Ascension Island - With special permission from the governor general, flew on a military charter with the British Royal Marines to this remote isle, with moonlike terrain. Spent the morning playing a sand and rock golf course (the worst in the world) in the afternoon climbed Green Mountain, and that evening drank beer with GI’s at their top-secret communications base.

Azores - In the little known Portuguese Island, visited an amazing botanical garden complete with endemic trees, lakes and hot thermal mud pots.

Bermuda - Walked between the quaint Moon Gates sporting my Bermuda shorts, golfed at Port Royal overlooking the turquoise bay, and escorted a Shell Oil group to a “dine-around”, while falling in love with this cupcake island.

Greenland - Near the Ice Fjords of Disko Bay, joined travel agents from Spain for a three-hour boat trip and, like the S.S. Minnow of Gilligan’s Island fame, got caught in a horrific squall with capsizing waves; the captain found refuge between huge icebergs, and, with local fisherman, we rode out the storm.

Iceland - In the capital city of Reykjavik, got drunk with a buddy on non-alcoholic beer; maybe we were just a little tired from the jet lag! Thirty years later, visited Iceland, exploring the geysers, lava fields and tectonic plates; then stripped down to a bathing suit and swam in the steamy waters of the Blue Lagoon with temperatures below 20 degrees.

Madeira - On third visit to Madeira, the island of flowers and mountain vistas, encountered an Atlantic storm and landed on the petite mountainside runway, a death defying air experience.

St. Helena - Cruised into the seldom-visited port to visit Napoleon’s home in exile at Longwood and his original burial site. Joined the police commissioner and Island communications director for a sporting game of golf overlooking the deep flax valleys.

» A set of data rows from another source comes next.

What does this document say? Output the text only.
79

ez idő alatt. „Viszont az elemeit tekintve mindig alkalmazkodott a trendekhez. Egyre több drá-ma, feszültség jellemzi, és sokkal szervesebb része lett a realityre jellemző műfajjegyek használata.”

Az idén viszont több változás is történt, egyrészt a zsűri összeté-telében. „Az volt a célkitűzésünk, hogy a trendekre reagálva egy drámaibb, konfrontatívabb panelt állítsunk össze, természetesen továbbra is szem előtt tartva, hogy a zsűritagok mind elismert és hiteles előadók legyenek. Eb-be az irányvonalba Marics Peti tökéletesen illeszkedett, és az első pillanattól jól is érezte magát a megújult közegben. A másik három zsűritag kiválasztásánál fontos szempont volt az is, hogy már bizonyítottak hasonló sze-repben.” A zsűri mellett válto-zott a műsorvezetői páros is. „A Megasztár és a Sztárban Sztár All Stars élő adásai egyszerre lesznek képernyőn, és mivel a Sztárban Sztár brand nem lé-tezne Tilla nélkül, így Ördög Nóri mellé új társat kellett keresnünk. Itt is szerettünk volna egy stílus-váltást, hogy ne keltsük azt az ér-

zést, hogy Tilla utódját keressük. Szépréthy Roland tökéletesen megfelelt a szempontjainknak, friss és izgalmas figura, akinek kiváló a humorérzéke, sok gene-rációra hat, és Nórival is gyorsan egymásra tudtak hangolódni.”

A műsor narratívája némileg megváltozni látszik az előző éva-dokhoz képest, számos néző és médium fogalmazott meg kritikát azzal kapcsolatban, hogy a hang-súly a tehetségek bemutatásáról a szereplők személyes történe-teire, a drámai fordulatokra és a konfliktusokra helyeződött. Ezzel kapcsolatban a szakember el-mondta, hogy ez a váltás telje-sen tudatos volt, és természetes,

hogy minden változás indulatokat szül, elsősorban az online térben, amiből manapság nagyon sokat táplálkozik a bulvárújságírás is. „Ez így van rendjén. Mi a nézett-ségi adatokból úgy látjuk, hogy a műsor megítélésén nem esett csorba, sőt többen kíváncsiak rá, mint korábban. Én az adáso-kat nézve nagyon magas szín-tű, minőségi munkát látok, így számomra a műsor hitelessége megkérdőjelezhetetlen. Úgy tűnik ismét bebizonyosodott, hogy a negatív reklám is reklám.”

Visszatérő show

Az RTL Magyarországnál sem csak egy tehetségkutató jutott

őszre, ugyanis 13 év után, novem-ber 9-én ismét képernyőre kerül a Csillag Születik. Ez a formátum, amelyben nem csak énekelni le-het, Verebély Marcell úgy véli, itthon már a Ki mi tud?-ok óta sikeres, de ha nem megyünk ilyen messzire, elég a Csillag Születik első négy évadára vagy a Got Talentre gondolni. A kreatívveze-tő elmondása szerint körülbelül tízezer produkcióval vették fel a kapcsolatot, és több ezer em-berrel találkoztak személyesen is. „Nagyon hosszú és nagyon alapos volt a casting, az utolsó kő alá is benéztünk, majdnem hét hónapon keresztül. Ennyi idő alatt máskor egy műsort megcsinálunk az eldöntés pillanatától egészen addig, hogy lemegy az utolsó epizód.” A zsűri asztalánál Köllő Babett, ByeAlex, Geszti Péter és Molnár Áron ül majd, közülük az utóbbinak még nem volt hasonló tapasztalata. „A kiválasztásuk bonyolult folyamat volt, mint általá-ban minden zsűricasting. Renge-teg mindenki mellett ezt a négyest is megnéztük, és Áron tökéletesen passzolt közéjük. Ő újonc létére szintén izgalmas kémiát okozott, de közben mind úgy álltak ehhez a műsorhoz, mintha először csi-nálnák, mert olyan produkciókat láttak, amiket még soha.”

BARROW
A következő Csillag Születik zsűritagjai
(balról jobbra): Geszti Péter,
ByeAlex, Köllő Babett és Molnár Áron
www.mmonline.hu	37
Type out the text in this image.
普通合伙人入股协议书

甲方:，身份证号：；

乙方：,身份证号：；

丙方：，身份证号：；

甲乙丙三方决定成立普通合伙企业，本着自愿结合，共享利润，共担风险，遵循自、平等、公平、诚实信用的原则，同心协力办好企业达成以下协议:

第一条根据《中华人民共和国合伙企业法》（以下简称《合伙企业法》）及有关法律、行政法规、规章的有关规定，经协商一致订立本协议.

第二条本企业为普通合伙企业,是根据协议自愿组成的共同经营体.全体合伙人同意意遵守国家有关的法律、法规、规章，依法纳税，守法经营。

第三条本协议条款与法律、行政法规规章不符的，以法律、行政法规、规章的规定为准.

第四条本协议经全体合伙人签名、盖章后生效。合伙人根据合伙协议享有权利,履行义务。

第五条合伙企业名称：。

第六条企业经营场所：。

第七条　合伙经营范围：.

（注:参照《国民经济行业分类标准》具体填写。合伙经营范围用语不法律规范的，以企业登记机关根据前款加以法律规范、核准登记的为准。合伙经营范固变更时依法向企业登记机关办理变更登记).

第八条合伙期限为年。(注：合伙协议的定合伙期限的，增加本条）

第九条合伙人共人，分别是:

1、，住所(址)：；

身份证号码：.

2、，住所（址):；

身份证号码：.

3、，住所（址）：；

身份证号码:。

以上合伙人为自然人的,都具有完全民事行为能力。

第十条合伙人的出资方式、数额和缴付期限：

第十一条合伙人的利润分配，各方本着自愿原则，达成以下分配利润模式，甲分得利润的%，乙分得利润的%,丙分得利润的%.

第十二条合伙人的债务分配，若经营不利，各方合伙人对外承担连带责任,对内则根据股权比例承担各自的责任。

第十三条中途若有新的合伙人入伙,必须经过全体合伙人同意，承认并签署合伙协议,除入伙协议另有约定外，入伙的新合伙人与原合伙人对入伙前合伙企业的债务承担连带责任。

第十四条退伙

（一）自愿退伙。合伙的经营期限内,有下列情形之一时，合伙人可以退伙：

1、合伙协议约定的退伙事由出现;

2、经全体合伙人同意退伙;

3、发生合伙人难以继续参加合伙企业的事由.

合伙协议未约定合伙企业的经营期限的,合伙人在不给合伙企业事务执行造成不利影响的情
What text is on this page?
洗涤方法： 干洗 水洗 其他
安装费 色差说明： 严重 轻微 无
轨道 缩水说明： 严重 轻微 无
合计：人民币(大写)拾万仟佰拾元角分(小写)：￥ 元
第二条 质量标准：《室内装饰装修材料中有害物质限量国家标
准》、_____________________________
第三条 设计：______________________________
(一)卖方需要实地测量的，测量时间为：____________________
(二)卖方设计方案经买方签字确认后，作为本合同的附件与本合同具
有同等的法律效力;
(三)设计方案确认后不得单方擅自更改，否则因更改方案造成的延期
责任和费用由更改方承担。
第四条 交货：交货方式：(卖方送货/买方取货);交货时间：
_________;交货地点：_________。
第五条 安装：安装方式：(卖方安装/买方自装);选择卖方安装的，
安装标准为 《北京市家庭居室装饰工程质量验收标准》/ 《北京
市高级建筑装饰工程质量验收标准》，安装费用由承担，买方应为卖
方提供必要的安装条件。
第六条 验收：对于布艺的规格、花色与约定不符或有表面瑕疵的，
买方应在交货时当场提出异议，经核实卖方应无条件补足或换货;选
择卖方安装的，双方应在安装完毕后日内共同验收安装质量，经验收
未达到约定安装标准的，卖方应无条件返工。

Tristan de Cunha - Warned by the ship’s captain that bad weather usually prevents landing, we found calm seas and came ashore on an island with a population of 210 (the most remote inhabited island in the world); played 9 holes of golf in a cow pasture and beat the Director General by one stroke, then sailed eight monotonous days for my only Atlantic ship crossing to South Georgia Island. A passenger encountered a medical emergency, requiring our ship to alert the British Navy, which in turn, made a dramatic sea helicopter gunship rescue of a critically ill patient. “Hail Britannia, Britannia rules the waves”.